Почти беззвучно выдохнув (матушка отучила от лишних возгласов), я не заметила, как сзади подошли и встали игуменья и доктор.
Затуманено, как из-под толщи воды слушала,  остолбенев, что он негромко говорил великой княгине: «А вот, матушка Елизавета Федоровна, еще случай. Вот, с передовой офицер, привезли тяжелым из-под пальбы, где какой-то местный эскулап, кудесник, не побоявшись гангрены и начальства, оставил ему целыми обе раненые ноги… Я бы мигом оттяпал – молодец уже бы в постели сидел и анекдоты боевые слагал, но нет – не решились эти военные светила, распротак их, бессовестных – Впростите меня,  Ваше Сиятельство. Теперь воспаление, состояние резко ухудшилось и все хуже.

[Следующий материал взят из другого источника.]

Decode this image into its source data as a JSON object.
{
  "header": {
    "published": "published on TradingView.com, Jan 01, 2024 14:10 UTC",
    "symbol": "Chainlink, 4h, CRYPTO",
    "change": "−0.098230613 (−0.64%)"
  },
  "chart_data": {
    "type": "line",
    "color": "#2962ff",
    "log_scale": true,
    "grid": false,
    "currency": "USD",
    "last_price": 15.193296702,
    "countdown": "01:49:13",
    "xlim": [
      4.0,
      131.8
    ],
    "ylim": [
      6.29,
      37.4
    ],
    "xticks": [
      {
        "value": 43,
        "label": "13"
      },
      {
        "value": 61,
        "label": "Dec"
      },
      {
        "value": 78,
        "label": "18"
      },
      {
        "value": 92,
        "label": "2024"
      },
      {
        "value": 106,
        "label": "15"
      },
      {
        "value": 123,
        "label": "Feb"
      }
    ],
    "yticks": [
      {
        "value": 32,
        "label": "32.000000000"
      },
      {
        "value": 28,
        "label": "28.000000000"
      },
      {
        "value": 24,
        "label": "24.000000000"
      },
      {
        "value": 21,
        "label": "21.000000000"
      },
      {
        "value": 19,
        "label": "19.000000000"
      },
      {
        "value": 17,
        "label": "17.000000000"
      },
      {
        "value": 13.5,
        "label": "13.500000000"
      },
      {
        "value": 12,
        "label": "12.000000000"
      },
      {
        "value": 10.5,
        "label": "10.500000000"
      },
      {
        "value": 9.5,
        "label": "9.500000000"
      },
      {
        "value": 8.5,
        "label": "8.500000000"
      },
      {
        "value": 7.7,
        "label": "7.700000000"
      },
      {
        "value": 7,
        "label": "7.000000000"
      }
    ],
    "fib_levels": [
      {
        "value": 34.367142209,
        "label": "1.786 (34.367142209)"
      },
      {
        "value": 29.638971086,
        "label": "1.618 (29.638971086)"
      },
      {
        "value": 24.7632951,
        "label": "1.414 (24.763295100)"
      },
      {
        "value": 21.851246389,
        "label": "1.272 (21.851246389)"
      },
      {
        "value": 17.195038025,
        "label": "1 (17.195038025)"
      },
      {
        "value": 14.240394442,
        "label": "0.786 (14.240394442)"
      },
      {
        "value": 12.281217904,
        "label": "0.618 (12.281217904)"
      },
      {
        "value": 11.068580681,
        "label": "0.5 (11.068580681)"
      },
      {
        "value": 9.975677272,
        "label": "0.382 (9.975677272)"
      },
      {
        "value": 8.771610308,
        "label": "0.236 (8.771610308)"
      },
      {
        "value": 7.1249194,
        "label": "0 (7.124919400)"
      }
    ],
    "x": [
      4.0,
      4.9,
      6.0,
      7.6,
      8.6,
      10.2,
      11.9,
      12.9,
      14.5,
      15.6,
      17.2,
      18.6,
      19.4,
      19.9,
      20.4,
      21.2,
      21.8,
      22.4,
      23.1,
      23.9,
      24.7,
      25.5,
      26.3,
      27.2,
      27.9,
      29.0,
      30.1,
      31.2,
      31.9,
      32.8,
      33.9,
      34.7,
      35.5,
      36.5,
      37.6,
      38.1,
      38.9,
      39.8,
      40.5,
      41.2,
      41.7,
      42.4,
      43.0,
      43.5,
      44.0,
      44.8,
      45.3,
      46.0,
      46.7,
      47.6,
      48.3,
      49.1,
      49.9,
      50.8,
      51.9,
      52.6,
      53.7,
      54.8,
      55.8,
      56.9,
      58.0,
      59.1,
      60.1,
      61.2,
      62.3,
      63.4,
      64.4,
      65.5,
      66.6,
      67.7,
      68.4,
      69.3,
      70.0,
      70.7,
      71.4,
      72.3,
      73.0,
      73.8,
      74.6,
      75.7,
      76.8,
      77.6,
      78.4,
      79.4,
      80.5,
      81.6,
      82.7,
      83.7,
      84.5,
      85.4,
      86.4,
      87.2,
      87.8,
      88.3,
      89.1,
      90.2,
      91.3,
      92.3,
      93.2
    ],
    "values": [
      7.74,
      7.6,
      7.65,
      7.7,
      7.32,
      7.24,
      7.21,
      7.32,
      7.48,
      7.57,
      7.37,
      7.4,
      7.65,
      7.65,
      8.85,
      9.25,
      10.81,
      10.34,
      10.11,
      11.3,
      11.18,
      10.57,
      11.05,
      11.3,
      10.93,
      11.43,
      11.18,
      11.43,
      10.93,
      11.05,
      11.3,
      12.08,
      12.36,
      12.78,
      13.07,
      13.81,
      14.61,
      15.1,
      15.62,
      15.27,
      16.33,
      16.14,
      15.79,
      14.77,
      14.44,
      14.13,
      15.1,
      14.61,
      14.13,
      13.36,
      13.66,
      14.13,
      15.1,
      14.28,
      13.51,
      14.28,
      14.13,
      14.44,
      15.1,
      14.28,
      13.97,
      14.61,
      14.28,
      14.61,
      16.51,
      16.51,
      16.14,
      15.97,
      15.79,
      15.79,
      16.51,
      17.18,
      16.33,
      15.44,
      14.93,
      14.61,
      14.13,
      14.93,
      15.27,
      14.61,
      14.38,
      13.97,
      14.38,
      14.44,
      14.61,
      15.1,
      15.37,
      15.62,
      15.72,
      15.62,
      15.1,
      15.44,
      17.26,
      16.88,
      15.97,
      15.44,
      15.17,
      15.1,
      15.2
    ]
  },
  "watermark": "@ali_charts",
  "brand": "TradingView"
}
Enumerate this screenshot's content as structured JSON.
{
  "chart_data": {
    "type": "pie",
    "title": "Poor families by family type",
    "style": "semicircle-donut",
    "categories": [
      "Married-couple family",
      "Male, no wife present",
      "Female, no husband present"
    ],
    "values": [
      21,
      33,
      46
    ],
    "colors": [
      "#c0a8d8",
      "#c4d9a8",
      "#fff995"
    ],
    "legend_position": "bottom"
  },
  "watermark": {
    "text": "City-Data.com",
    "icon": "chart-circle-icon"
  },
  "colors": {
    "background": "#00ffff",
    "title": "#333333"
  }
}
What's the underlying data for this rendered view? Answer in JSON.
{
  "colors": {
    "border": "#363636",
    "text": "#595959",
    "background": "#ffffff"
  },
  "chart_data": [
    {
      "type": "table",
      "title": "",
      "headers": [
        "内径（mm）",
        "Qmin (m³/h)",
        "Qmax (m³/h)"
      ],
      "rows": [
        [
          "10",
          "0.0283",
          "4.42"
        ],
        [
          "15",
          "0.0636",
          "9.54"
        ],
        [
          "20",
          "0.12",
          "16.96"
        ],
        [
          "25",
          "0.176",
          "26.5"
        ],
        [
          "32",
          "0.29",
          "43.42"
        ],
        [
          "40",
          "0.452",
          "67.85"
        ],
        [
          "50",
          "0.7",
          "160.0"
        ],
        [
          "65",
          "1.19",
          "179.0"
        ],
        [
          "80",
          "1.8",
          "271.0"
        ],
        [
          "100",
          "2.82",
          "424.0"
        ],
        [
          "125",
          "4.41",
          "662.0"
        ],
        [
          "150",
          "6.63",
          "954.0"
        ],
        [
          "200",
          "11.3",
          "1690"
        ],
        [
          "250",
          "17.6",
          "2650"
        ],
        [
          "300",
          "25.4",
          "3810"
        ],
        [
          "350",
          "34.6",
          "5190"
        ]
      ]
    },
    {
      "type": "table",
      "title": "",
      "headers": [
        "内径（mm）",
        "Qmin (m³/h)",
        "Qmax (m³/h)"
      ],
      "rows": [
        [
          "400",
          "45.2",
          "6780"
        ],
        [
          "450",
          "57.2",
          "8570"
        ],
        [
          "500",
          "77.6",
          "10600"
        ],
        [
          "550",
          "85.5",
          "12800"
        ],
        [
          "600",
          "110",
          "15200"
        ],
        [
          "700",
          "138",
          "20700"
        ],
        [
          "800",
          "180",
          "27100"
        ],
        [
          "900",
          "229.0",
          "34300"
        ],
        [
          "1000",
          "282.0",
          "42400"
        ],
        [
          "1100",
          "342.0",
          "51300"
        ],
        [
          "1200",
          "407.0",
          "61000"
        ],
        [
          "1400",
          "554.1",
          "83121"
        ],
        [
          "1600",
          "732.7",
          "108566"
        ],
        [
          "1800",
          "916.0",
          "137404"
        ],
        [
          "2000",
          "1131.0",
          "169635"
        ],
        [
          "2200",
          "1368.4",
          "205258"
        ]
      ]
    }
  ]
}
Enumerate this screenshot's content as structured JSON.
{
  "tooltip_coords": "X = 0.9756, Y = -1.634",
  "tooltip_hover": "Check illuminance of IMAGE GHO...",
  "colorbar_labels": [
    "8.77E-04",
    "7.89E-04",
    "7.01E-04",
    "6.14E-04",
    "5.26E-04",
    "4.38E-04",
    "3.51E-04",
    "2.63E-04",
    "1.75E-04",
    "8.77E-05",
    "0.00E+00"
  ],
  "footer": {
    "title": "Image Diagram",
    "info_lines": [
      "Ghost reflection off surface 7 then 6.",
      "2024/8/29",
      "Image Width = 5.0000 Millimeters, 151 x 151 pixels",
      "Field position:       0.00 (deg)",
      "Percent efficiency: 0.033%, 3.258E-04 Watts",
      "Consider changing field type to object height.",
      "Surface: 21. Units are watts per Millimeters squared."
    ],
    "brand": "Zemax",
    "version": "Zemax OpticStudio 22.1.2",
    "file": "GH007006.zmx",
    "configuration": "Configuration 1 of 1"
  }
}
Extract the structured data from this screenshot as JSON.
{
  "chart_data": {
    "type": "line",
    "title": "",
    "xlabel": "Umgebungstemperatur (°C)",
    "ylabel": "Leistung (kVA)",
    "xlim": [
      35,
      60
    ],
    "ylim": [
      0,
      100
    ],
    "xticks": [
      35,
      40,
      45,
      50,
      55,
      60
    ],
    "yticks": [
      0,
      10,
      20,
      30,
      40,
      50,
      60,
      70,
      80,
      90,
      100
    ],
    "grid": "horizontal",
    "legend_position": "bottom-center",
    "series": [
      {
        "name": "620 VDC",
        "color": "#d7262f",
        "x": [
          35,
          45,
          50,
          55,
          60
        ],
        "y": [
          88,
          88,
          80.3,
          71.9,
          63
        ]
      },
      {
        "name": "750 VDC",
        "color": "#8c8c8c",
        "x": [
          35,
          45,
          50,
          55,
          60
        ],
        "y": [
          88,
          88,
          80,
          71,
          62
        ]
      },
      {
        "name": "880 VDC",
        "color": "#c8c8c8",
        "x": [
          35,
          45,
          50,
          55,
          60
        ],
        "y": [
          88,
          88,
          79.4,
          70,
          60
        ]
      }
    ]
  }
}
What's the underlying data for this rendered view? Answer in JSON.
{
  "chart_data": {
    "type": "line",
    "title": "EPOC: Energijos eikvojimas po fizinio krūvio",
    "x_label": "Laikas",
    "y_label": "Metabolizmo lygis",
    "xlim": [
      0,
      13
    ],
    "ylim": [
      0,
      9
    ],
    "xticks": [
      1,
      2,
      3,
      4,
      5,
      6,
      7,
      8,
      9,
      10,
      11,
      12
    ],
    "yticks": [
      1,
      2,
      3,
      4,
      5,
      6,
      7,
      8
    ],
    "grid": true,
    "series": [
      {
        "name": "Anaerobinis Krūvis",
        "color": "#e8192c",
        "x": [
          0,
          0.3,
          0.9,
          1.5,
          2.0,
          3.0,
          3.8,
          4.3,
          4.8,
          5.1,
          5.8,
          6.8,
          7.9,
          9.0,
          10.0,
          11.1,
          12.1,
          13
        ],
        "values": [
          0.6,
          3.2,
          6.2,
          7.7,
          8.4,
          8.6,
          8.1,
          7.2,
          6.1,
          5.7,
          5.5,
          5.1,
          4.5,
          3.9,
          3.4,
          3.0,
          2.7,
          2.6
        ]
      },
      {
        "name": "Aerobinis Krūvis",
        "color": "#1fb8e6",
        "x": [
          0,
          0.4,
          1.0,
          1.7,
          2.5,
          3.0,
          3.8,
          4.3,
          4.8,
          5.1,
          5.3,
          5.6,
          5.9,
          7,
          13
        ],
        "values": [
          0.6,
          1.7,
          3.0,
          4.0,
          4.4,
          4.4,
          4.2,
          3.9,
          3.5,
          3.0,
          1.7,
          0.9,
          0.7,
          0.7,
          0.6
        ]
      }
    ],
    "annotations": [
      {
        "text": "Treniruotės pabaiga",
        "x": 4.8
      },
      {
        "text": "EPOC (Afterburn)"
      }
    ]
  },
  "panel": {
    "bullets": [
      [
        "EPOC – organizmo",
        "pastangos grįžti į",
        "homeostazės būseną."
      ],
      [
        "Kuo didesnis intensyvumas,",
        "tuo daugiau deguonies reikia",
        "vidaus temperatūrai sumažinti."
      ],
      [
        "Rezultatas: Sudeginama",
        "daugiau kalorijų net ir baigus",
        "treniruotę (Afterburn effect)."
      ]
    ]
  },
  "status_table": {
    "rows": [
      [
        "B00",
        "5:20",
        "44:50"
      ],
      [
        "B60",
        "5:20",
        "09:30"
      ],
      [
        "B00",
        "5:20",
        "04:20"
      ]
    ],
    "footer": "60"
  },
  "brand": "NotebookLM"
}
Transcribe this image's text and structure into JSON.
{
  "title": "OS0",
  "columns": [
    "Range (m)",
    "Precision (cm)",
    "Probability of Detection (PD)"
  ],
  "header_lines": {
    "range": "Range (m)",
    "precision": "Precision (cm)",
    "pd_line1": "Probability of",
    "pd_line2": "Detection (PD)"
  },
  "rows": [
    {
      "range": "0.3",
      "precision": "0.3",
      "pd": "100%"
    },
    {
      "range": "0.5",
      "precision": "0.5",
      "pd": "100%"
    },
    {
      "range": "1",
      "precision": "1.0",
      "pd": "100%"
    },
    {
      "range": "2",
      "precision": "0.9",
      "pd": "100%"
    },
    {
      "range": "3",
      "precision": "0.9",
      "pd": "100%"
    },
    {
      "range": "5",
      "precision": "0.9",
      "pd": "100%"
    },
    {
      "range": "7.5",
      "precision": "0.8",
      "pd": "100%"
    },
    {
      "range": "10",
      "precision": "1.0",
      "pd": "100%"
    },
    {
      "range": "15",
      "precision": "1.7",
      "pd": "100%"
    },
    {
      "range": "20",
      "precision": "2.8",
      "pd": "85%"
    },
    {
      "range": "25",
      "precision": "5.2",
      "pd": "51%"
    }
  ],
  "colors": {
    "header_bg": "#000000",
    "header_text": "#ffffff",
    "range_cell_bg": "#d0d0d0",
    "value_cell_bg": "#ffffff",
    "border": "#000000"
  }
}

Больной, как потом сказали, сам попросился в Тулу, в бреду повторял про какую-то речку с лодкой, про какое-то  поместье… Понятное дело,  с вокзала привезли прямо к нам. А привезли, верно, умирать. Ног не отрезали, пожалели, а  чтобы помощь как надо оказать, это они не могут. Заражение началось в пути, и вот итог – трое суток без сознания. Дыхание поверхностное, реакций почти нет. Видели, белки одни – глаза закатились?.. Что можем, колем, хотя понимаем – зря изводим препараты…  Ампутировать поздно. Сестры от дела отвлекаются, над ним сидят и плачут, и молодые и старые, ах, говорят, какой невероятный красавец! Брить не бреем, для чего? Он душой перед Господом почитай что предстал, а организм вон какой мощный, не уходит – цепляется…»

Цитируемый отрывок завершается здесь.